Allo stesso tempo, si riducono del 5% le importazioni di cibo e bevande, producendo un surplus della bilancia agroalimentare nazionale che sfiora il miliardo di euro e rende il Paese esportatore netto nei primi sette mesi del 2020.

“Una circostanza più unica che rara – sottolinea Cia – visto che l’Italia importa più di quanto spedisce all’estero e che, qualora fosse confermata a fine anno, porterebbe a un risultato storico”.

Il rialzo dell’export agroalimentare è ancora più evidente se poi si considerano i principali mercati di sbocco di cibo e bevande tricolori. Tra gennaio e luglio, infatti, crescono Germania (+6%), Francia (+3,4%), Usa (+5%), Regno Unito (+5%), Giappone (+9%).

Nel solo mese di luglio, l’export agroalimentare made in Italy guadagna poco più di 4 miliardi di euro (+1% annuo), con un aumento delle vendite sostenuto in particolare in Germania (+9%) e Regno Unito (+11%).

“Di fronte a queste percentuali – osserva Cia – preoccupa ancora di più l’andamento negativo dei negoziati tra UE e UK post Brexit.
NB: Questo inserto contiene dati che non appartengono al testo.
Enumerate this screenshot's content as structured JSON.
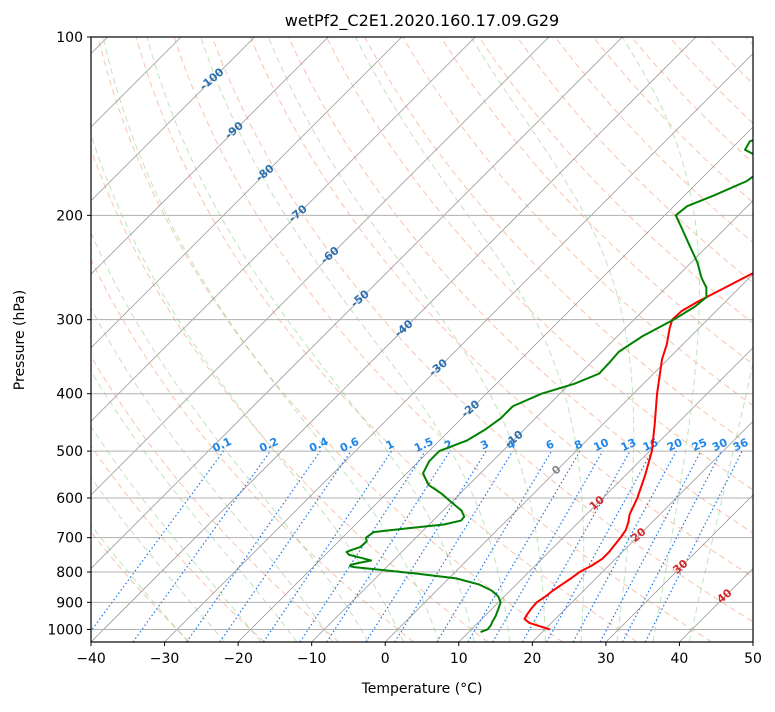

Più in generale i segnali incoraggianti di questi mesi non bastano a invertire la tendenza. Per rilanciare sul serio il made in Italy all’estero serve un grande piano nazionale strategico che punti sempre di più su innovazione e digitalizzazione. In tal senso, l’implementazione interna del Next Generation Eu rappresenta un’opportunità da cogliere assolutamente”.